Real-time data augmentation was performed to make our models learn features that remained invariant under geometric and intensity perturbations. Rotation, scaling, translation, contrast changes, and gamma adjustment were applied for data augmentation. All parameters for the data augmentation operations were randomly selected from predefined ranges.

All experiments were conducted using NVIDIA 1080ti GPUs with 11 GB of memory per GPU and all deep learning models were implemented using Pytorch (v.0.4.1). We performed stratified fivefold cross-validations to distribute samples equally by considering class balance between the training set and validation set. In each fold, we terminated training if the moving average of validation accuracy did not improve by more than 5 × 104 within the last 5 epochs.

To predict the class of a subject during validation and testing, we used the average of the predicted probabilities for each of the 30 slices extracted from that subject. The final prediction values for the test sets were estimated from the average ensemble values of the five runs of fivefold cross-validation for the development set (Fig. 3).

Figure 3
figure 3

Training of the coronal slice-based AD classification model. We performed stratified fivefold cross-validation to distribute the samples equally by considering class balance between the training set and validation set. The average ensemble values of the average probabilities of the models (models a to e) generated from cross-validation are then used as the final results in the testing phase.

Statistical analysis

For each dataset (ADNI and SNUBH), we randomly divided the MRI scans from 390 participants and assigned 80% for development and 20% for testing (randomization). This resulted in a development set containing 156 AD and 156 CN patients, and a test set containing 39 AD and 39 CN patients for each dataset. We trained an AD classification model using the 80% development set and tested it using the 20% testing set for the ADNI and SNUBH datasets separately (within-dataset testing). We then retested the AD classification model trained on the ADNI development set on the entire SNUBH dataset and that trained on the SNUBH development set on the entire ADNI dataset (between-dataset testing). We repeated this process five times for each of the ADNI and SNUBH datasets (five trials).

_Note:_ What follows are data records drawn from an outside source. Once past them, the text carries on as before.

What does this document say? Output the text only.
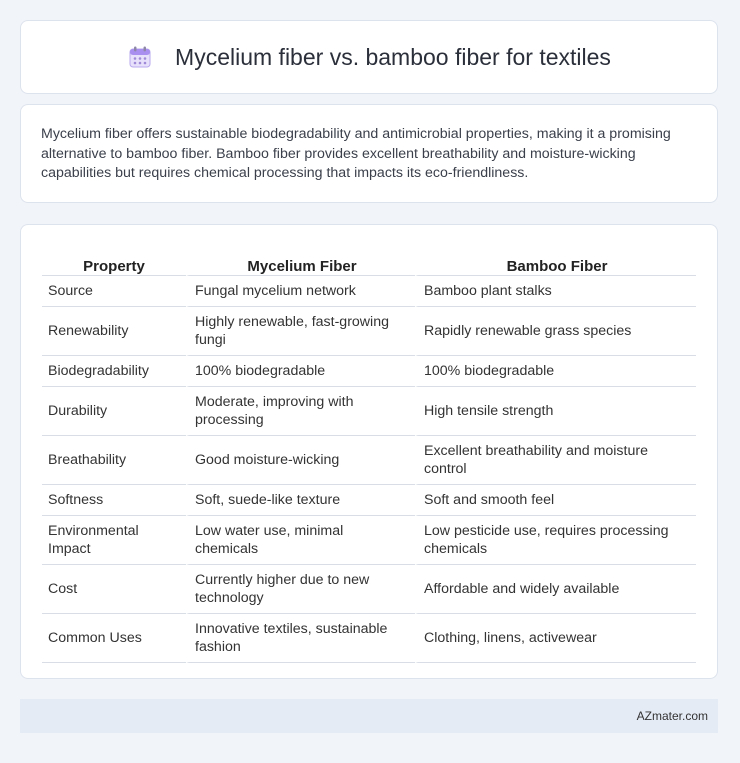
Mycelium fiber vs. bamboo fiber for textiles

Mycelium fiber offers sustainable biodegradability and antimicrobial properties, making it a promising alternative to bamboo fiber. Bamboo fiber provides excellent breathability and moisture-wicking capabilities but requires chemical processing that impacts its eco-friendliness.

Property	Mycelium Fiber	Bamboo Fiber
Source	Fungal mycelium network	Bamboo plant stalks
Renewability	Highly renewable, fast-growing fungi	Rapidly renewable grass species
Biodegradability	100% biodegradable	100% biodegradable
Durability	Moderate, improving with processing	High tensile strength
Breathability	Good moisture-wicking	Excellent breathability and moisture control
Softness	Soft, suede-like texture	Soft and smooth feel
Environmental Impact	Low water use, minimal chemicals	Low pesticide use, requires processing chemicals
Cost	Currently higher due to new technology	Affordable and widely available
Common Uses	Innovative textiles, sustainable fashion	Clothing, linens, activewear
AZmater.com
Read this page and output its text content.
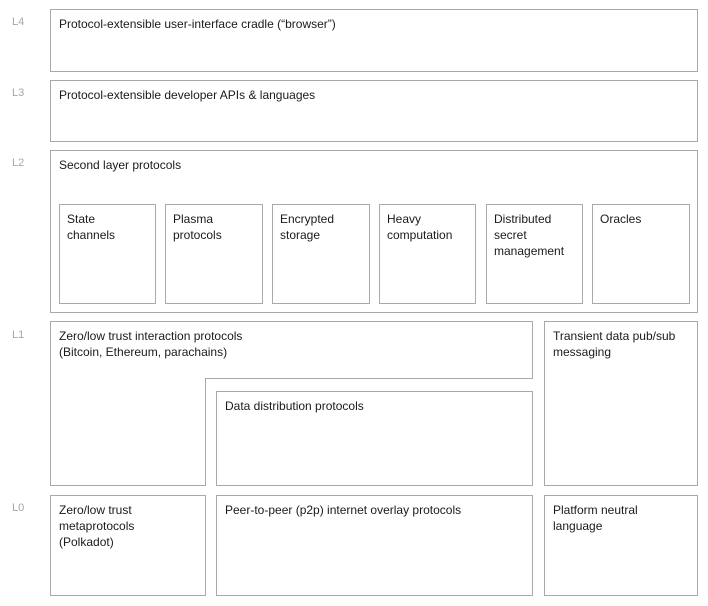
L4
L3
L2
L1
L0
Protocol-extensible user-interface cradle (“browser”)
Protocol-extensible developer APIs & languages
Second layer protocols
State
channels
Plasma
protocols
Encrypted
storage
Heavy
computation
Distributed
secret
management
Oracles
Zero/low trust interaction protocols
(Bitcoin, Ethereum, parachains)
Data distribution protocols
Transient data pub/sub
messaging
Zero/low trust
metaprotocols
(Polkadot)
Peer-to-peer (p2p) internet overlay protocols	Platform neutral
language
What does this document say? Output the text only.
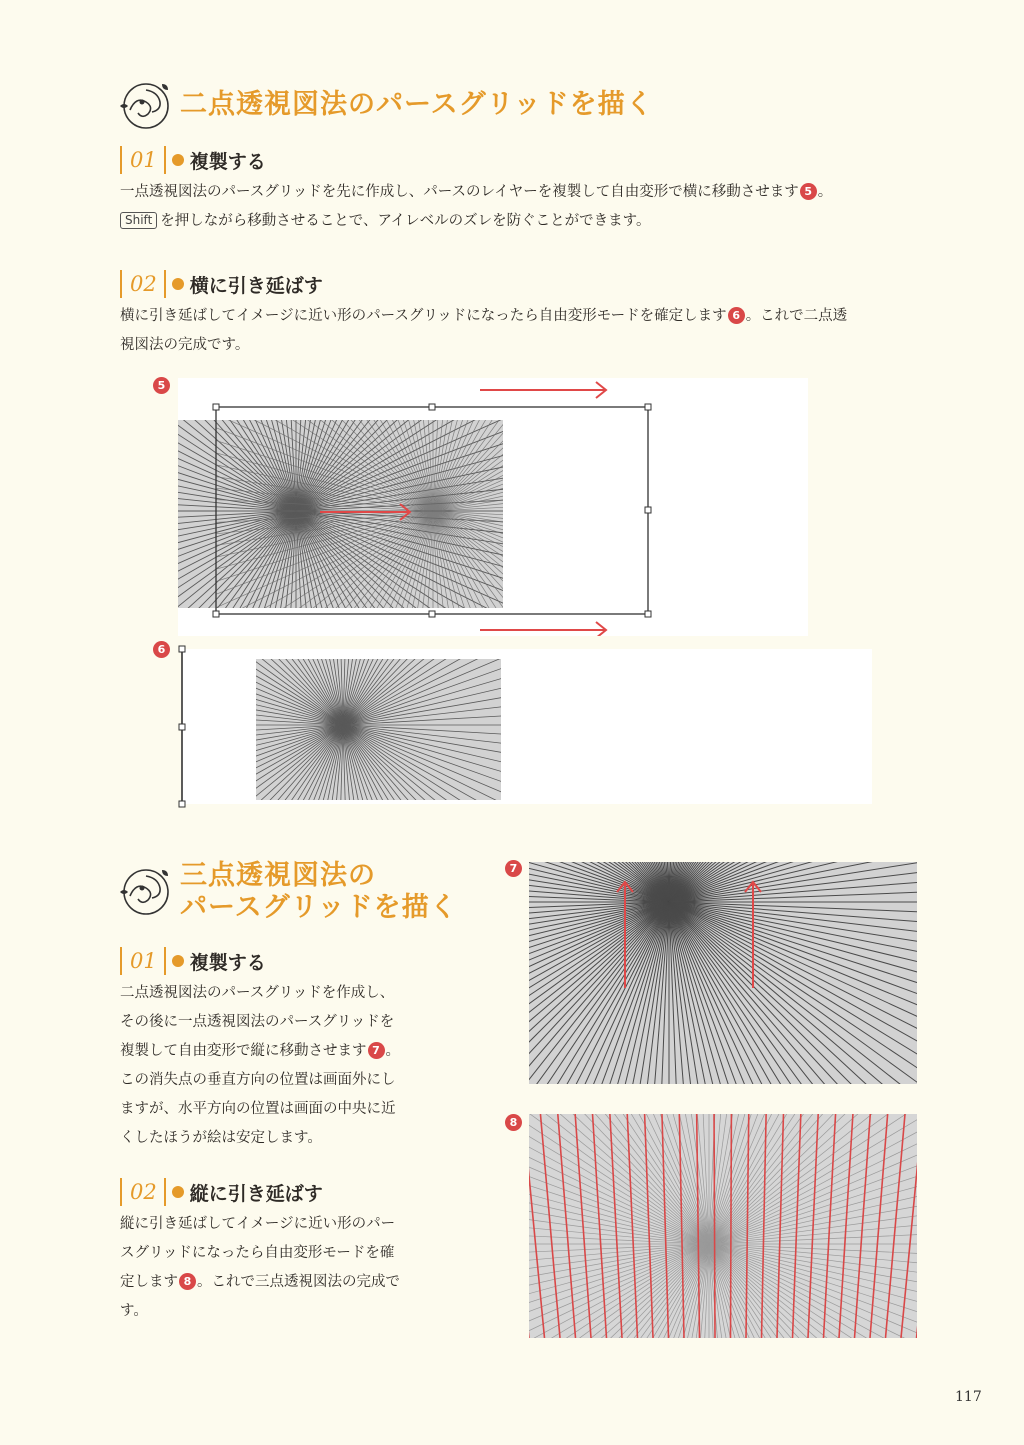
二点透視図法のパースグリッドを描く
01	複製する
一点透視図法のパースグリッドを先に作成し、パースのレイヤーを複製して自由変形で横に移動させます 5 。
Shift を押しながら移動させることで、アイレベルのズレを防ぐことができます。
02	横に引き延ばす
横に引き延ばしてイメージに近い形のパースグリッドになったら自由変形モードを確定します 6 。これで二点透
視図法の完成です。
5
6
三点透視図法の
パースグリッドを描く
01	複製する
二点透視図法のパースグリッドを作成し、
その後に一点透視図法のパースグリッドを
複製して自由変形で縦に移動させます 7 。
この消失点の垂直方向の位置は画面外にし
ますが、水平方向の位置は画面の中央に近
くしたほうが絵は安定します。
02	縦に引き延ばす
縦に引き延ばしてイメージに近い形のパー
スグリッドになったら自由変形モードを確
定します 8 。これで三点透視図法の完成で
す。
7
8
117
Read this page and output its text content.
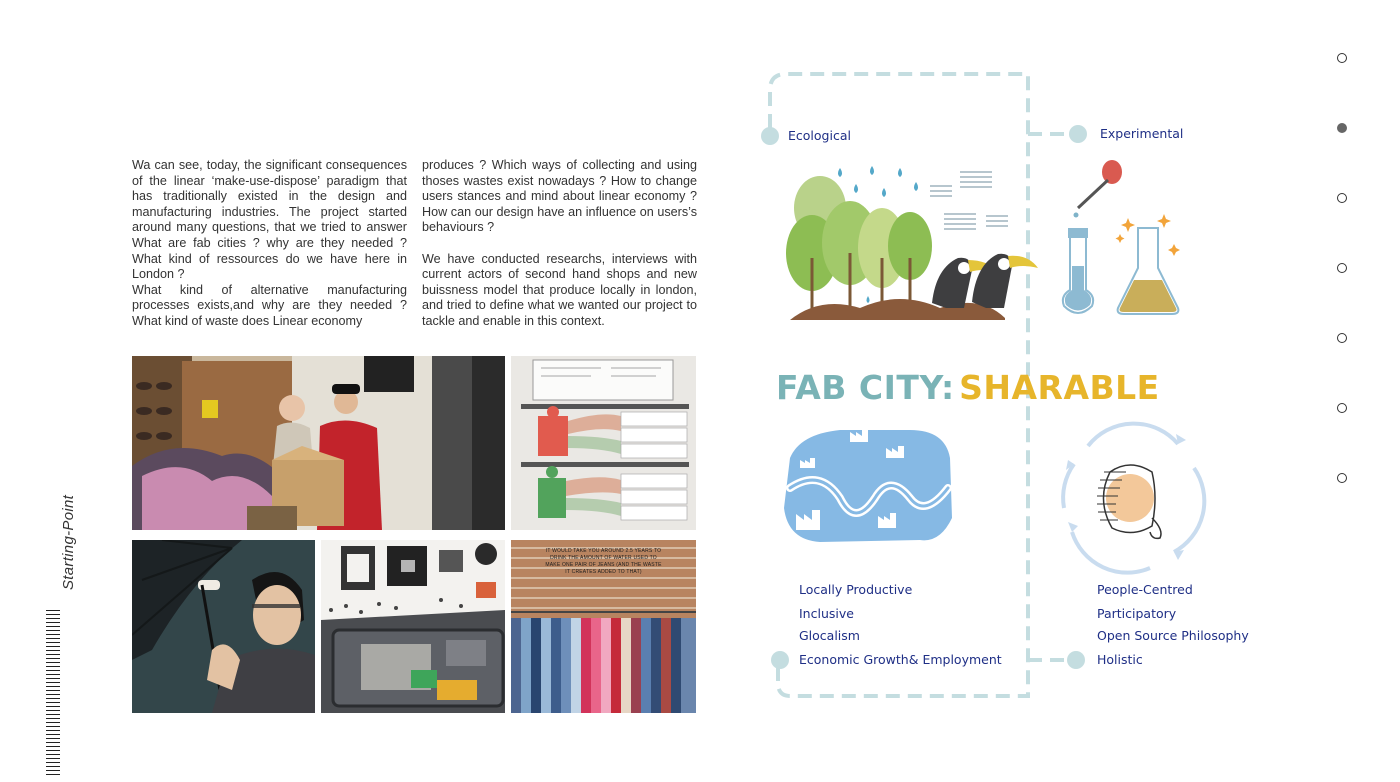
Starting-Point

Wa can see, today, the significant consequences of the linear ‘make-use-dispose’ paradigm that has traditionally existed in the design and manufacturing industries. The project started around many questions, that we tried to answer What are fab cities ? why are they needed ? What kind of ressources do we have here in London ?

What kind of alternative manufacturing processes exists,and why are they needed ? What kind of waste does Linear economy

produces ? Which ways of collecting and using thoses wastes exist nowadays ? How to change users stances and mind about linear economy ? How can our design have an influence on users’s behaviours ?

We have conducted researchs, interviews with current actors of second hand shops and new buissness model that produce locally in london, and tried to define what we wanted our project to tackle and enable in this context.

IT WOULD TAKE YOU AROUND 2.5 YEARS TO DRINK THE AMOUNT OF WATER USED TO MAKE ONE PAIR OF JEANS (AND THE WASTE IT CREATES ADDED TO THAT)
Ecological	Experimental
FAB CITY: SHARABLE
Locally Productive
Inclusive
Glocalism
Economic Growth& Employment
People-Centred
Participatory
Open Source Philosophy
Holistic
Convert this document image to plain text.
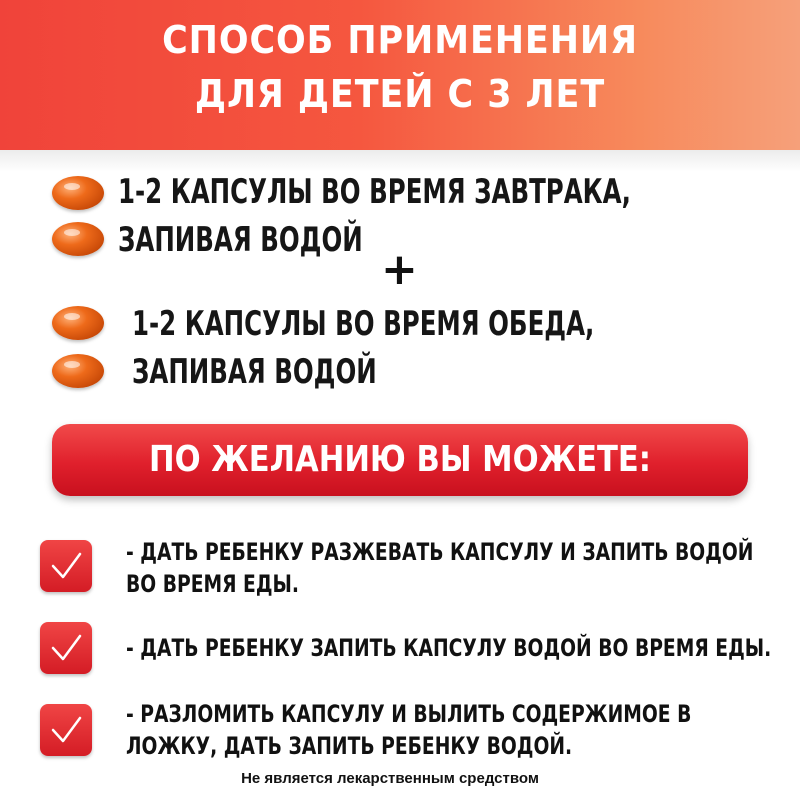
СПОСОБ ПРИМЕНЕНИЯ
ДЛЯ ДЕТЕЙ С 3 ЛЕТ
1-2 КАПСУЛЫ ВО ВРЕМЯ ЗАВТРАКА,
ЗАПИВАЯ ВОДОЙ
+
1-2 КАПСУЛЫ ВО ВРЕМЯ ОБЕДА,
ЗАПИВАЯ ВОДОЙ
ПО ЖЕЛАНИЮ ВЫ МОЖЕТЕ:
- ДАТЬ РЕБЕНКУ РАЗЖЕВАТЬ КАПСУЛУ И ЗАПИТЬ ВОДОЙ
ВО ВРЕМЯ ЕДЫ.
- ДАТЬ РЕБЕНКУ ЗАПИТЬ КАПСУЛУ ВОДОЙ ВО ВРЕМЯ ЕДЫ.
- РАЗЛОМИТЬ КАПСУЛУ И ВЫЛИТЬ СОДЕРЖИМОЕ В
ЛОЖКУ, ДАТЬ ЗАПИТЬ РЕБЕНКУ ВОДОЙ.
Не является лекарственным средством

We tested the performance of the algorithms based on ROC curve analyses. For model evaluation, we measured the AUC, accuracy, sensitivity, and specificity of each model for each test dataset. We derived sensitivity and specificity values according to Youden’s index40 and calculated accuracy by counting the number of true positive and true negative cases at the optimal associated criterion according to the Youden’s index and dividing the result by the total number of cases. We compared the AUCs of the algorithms developed from the two datasets using the DeLong test41 and compared accuracy, sensitivity, and specificity using Student’s t-test. We compared continuous variables based on independent samples using Student’s t-test or a paired t-test as appropriate and compared categorical variables using the chi-squared test. We considered two-sided p-values less than 0.05 to be statistically significant.

We performed statistical analyses using SPSS version 20 (SPSS, Inc., Chicago, IL, USA) and MedCalc version 16.4.3 (MedCalc Software, Mariakerke, Belgium).